Merak ediyor olabilirsiniz, “Fakat evde kapalıyken gerçek duygularımı nasıl paylaşmaya başlayabilirim? Ya nasıl hissettiğimi paylaşarak herkes kontrolü kaybederse?

Ya işler yolunda gitmezse? Eşim/çocuklarım/aile üyelerim olumsuz tepki verirse ne olur?
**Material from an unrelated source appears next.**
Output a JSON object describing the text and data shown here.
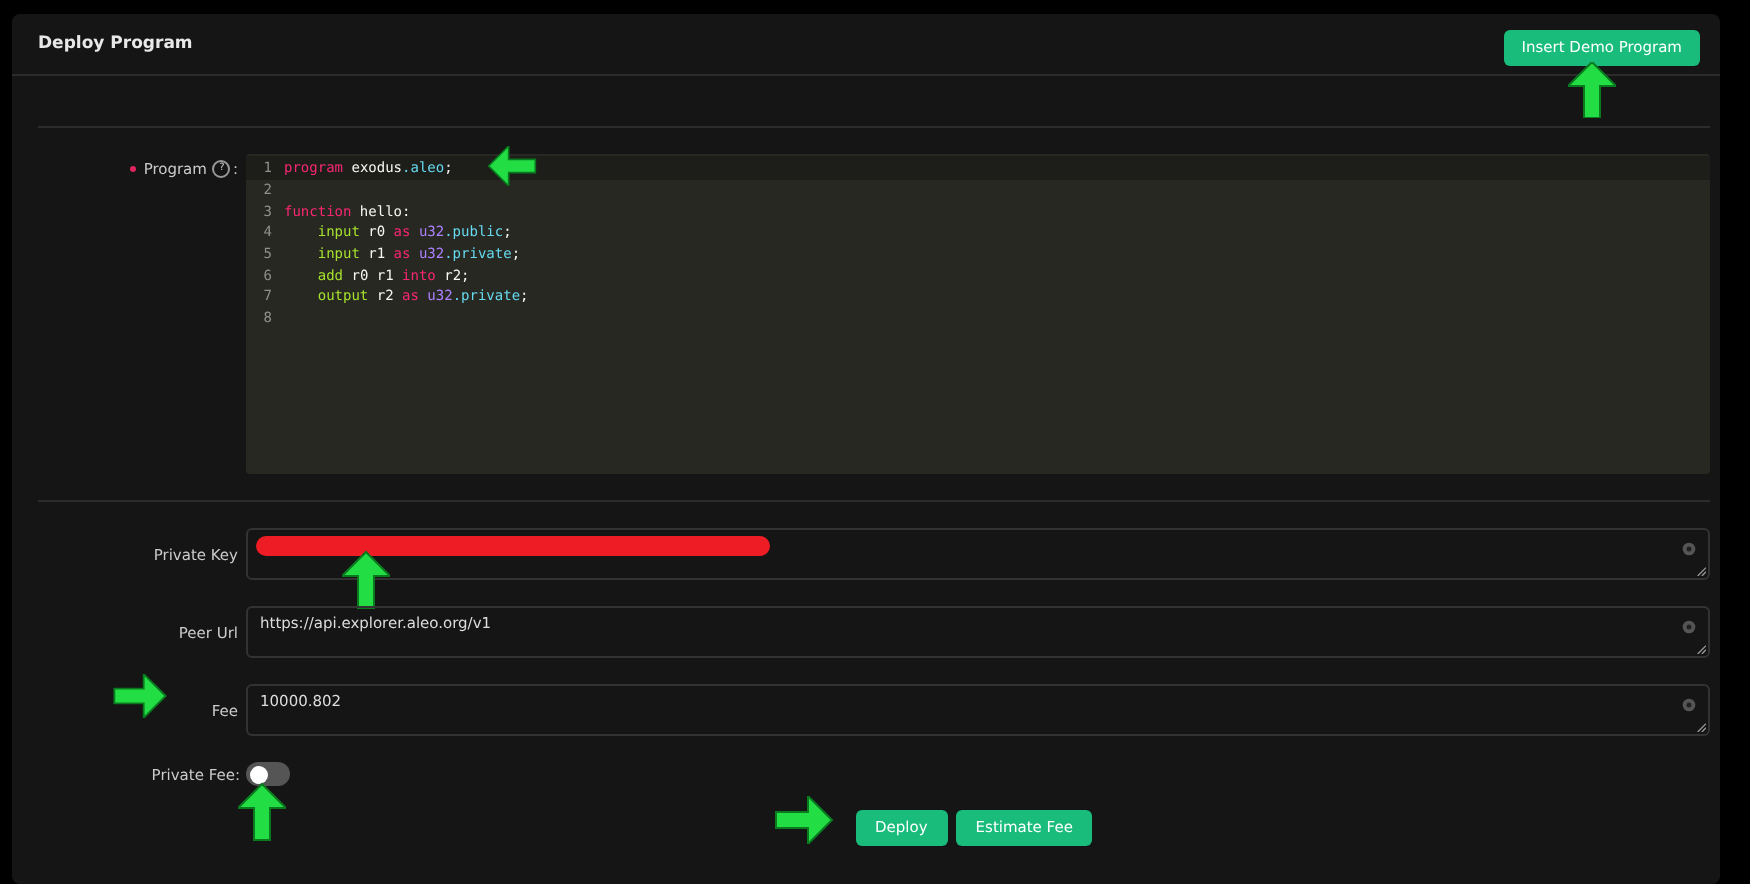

Ya duygusal düzenlemeyi öğrenmeye çalışırken bunalmış hissedersem?"

Bütün bu korkular kesinlikle anlaşılabilir.

3. Eski kalıpları kırın

Hayatımızın çoğunda takip ettiğimiz alışkanlıkları kırmak zordur ve özellikle büyük bir krizin ortasında olduğumuzda zorlayıcı olabilir.

Ancak bunun tersi de geçerlidir: Şu an içinde bulunduğumuz gibi bir dünya krizinin ortasındayken, değişiklik yapmaya çalışmak için mükemmel bir zaman., çünkü çok şey zaten değişiyor.

Hayatlarımıza bakmaya başlamak ve neyi isteyip neyi istemediğimiz, bizim için neyin önemli ve anlamlı olup neyin olmadığı konusunda derinden dürüst olmak ve hayatı inşa etmek için harekete geçmek için gerçek bir fırsatımız var. istek.

4. Kendinizle iletişim kurmaya başlayın

“Ekranlarımızın” önünde pasif kurbanlar olarak kalmak ya da herhangi bir şekilde dışlanmak yerine, her gün kendimizle, şeyler hakkında gerçekten nasıl hissettiğimizle, nasıl hissettiğimizle iletişim kurmaya başlamak için biraz zaman ayırabiliriz. gerçeğimizi konuşmak ve başkalarıyla daha fazla yakınlık yaratmanın kapısını açmak.

Ana hedefimizi ön planda tutarsak - hayatımızda Sevgi ve Güzellik yaratmak, her seferinde bir gün - zor duygularımızı bile yapıcı yollarla ifade etmeyi öğrenebiliriz.

Kendimize hava atmak için biraz zaman verebilir ve sonra odağımızı daha iyi hissetmemize yardımcı olacak bir şeye kaydırabiliriz - kalplerimizi açmamızı ve aslında değiştirmeyi düşündüğümüzden daha fazla güce sahip olduğumuzu fark etmemizi sağlayabilecek küçük bir sevgi eylemi. nasıl hissediyoruz.

5. Zor duygularınızı inkar etmeyin

bu, önce onları kabul etmekle ilgilidir, böylece gitmelerine izin verebiliriz ve sonra öğrendiklerimize odaklanabiliriz ve kendimizi duygusal düzenlemeyi kolaylaştıracak şeylerle donatabiliriz.

Bu bize kendimizde ve başkalarıyla nasıl etkileşimde bulunduğumuzda daha fazla sevgi, daha fazla bağlantı, daha fazla güven, daha fazla güzellik getirebilir.

Daha iyi bir dünya, bireysel insanların kendi hayatlarını iyileştirmesiyle başlar ve kendi yaşamlarımızı iyileştirmesi, kendimize bakmak ve mutluluğumuza ve iyiliğimize sahip çıkmakla başlar.

Sadece maddi düzeyde değil, aynı zamanda duygusal, psikolojik ve ilişkisel düzeyde de.

Bu, bir gecede mükemmel olmamız gerektiği veya bu yeni araçlarla mücadele edersek, bizde bir sorun olduğu anlamına gelmez.

Tam aksine - kendimizi ve başkalarını her gün biraz daha fazla sevmeyi denemek için elimizden gelenin en iyisini yaparak hayatımızın Sanatçıları olarak düşünmeliyiz.

Kendimizde ve ilişkilerimizde yaratabileceğimiz her küçük Sevgi ve Güzellik, daha iyi bir dünya için son derece önemli bir katkıdır ve buna şimdiye kadar olduğundan daha fazla ihtiyaç duyulmamıştır.

Hepimiz güçlü yaratıcılarız - hadi bu krizi duygusal düzenleme sanatını ve bilimini öğrenmek ve küçük yollarla her gün daha fazla Sevgi ve Güzellik yaratmak için kullanalım.